OGH 2Ob54/95

OGH2Ob54/9527.6.1996

Der Oberste Gerichtshof hat durch den Senatspräsidenten des Obersten Gerichtshofes Dr. Melber als Vorsitzenden und die Hofräte des Obersten Gerichtshofes Dr. Graf, Dr. Schinko, Dr. Tittel und Dr. Baumann als weitere Richter in der Rechtssache der klagenden Partei E***** AG, ***** vertreten durch Dr. Eduard Saxinger, Rechtsanwalt in Linz, wider die beklagten Parteien 1.) Franz A*****, Mechaniker, ***** und 2.) *****versicherungs-AG, ***** beide vertreten durch Dr. Manfred Traxlmayr, Rechtsanwalt in Linz, wegen S 66.168 sA, infolge Revision der beklagten Partei gegen das Urteil des Oberlandesgerichtes Linz als Berufungsgerichtes vom 16. März 1995, GZ 6 R 222/94-29, womit das Urteil des Landesgerichtes Linz vom 18. August 1994, GZ 8 Cg 1/93-23, bestätigt wurde, in nichtöffentlicher Sitzung zu Recht erkannt:

 

Spruch:

Der Revision wird nicht Folge gegeben.

Die beklagte Partei ist schuldig, der klagenden Partei die mit S 5.358,14 (darin enthalten S 893,02 Umsatzsteuer) bestimmten Kosten des Revisionsverfahrens binnen vierzehn Tagen zu ersetzen.

Text

Entscheidungsgründe:

Am 6.11.1987 ereignete sich ein Verkehrsunfall, bei welchem ein zehnachsiger Gelenktriebwagen der klagenden Partei beschädigt wurde. Die Schadenersatzverpflichtung der beklagten Parteien ist nicht strittig.
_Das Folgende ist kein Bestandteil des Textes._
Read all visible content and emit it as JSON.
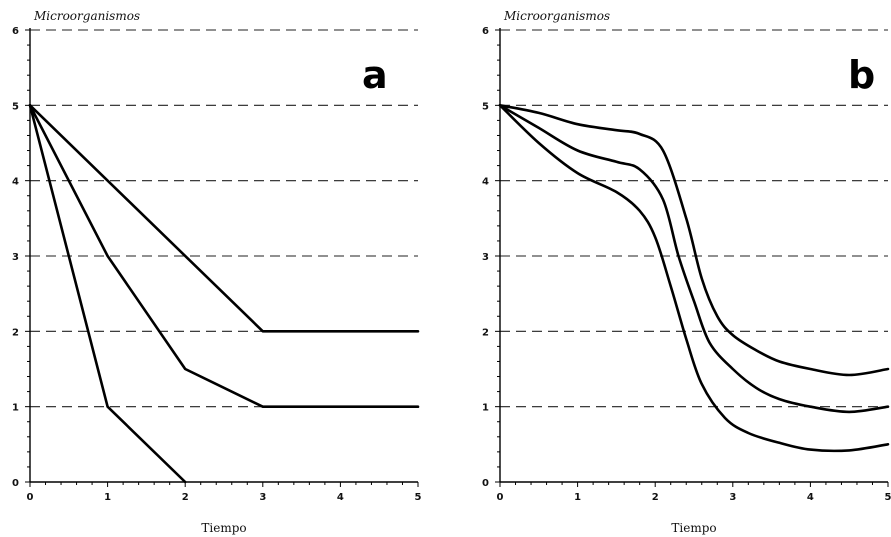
{
  "chart_data": [
    {
      "type": "line",
      "panel_label": "a",
      "title": "Microorganismos",
      "xlabel": "Tiempo",
      "ylabel": "",
      "xlim": [
        0,
        5
      ],
      "ylim": [
        0,
        6
      ],
      "xticks": [
        "0",
        "1",
        "2",
        "3",
        "4",
        "5"
      ],
      "yticks": [
        "0",
        "1",
        "2",
        "3",
        "4",
        "5",
        "6"
      ],
      "grid": "horizontal dashed",
      "series": [
        {
          "x": [
            0,
            3,
            5
          ],
          "y": [
            5,
            2,
            2
          ]
        },
        {
          "x": [
            0,
            1,
            2,
            3,
            5
          ],
          "y": [
            5,
            3,
            1.5,
            1,
            1
          ]
        },
        {
          "x": [
            0,
            1,
            2
          ],
          "y": [
            5,
            1,
            0
          ]
        }
      ]
    },
    {
      "type": "line",
      "panel_label": "b",
      "title": "Microorganismos",
      "xlabel": "Tiempo",
      "ylabel": "",
      "xlim": [
        0,
        5
      ],
      "ylim": [
        0,
        6
      ],
      "xticks": [
        "0",
        "1",
        "2",
        "3",
        "4",
        "5"
      ],
      "yticks": [
        "0",
        "1",
        "2",
        "3",
        "4",
        "5",
        "6"
      ],
      "grid": "horizontal dashed",
      "series": [
        {
          "x": [
            0,
            0.5,
            1,
            1.5,
            1.8,
            2.1,
            2.4,
            2.6,
            2.8,
            3.0,
            3.3,
            3.6,
            4.0,
            4.5,
            5.0
          ],
          "y": [
            5,
            4.9,
            4.75,
            4.67,
            4.62,
            4.4,
            3.5,
            2.7,
            2.2,
            1.95,
            1.75,
            1.6,
            1.5,
            1.42,
            1.5
          ]
        },
        {
          "x": [
            0,
            0.5,
            1,
            1.5,
            1.8,
            2.1,
            2.3,
            2.5,
            2.7,
            3.0,
            3.3,
            3.6,
            4.0,
            4.5,
            5.0
          ],
          "y": [
            5,
            4.7,
            4.4,
            4.25,
            4.15,
            3.75,
            3.0,
            2.4,
            1.85,
            1.5,
            1.25,
            1.1,
            1.0,
            0.93,
            1.0
          ]
        },
        {
          "x": [
            0,
            0.5,
            1,
            1.5,
            1.8,
            2.0,
            2.2,
            2.4,
            2.6,
            2.9,
            3.2,
            3.6,
            4.0,
            4.5,
            5.0
          ],
          "y": [
            5,
            4.5,
            4.1,
            3.85,
            3.6,
            3.25,
            2.6,
            1.9,
            1.3,
            0.85,
            0.65,
            0.52,
            0.43,
            0.42,
            0.5
          ]
        }
      ]
    }
  ]
}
Die klagende Partei begehrt von den beklagten Parteien den Ersatz von Vorsorgekosten (Kosten für die Haltung eines Reservefahrzeugs) in der Höhe von S 66.168 mit der Begründung, daß sie während der unfallsbedingten Stehzeit von acht Tagen ein gleichartiges Reservefahrzeug zu einem Tagessatz von S 8.271 habe einsetzen müssen.

Die beklagten Parteien beantragten die Abweisung des Klagebegehrens, weil sowohl eine achttägige Reparaturdauer nicht notwendig gewesen sei und der Tagessatz an Reservehaltungskosten überhöht sei. Zum Unterschied von Autobussen seien Straßenbahnen nicht kurzfristig anmietbar. Die Reservehaltung von Fahrzeugen liege primär im eigenen Interesse des Geschädigten, dem mangels eines Verdienstausfalles ein Verstoß gegen die Schadensminderungspflicht zur Last falle.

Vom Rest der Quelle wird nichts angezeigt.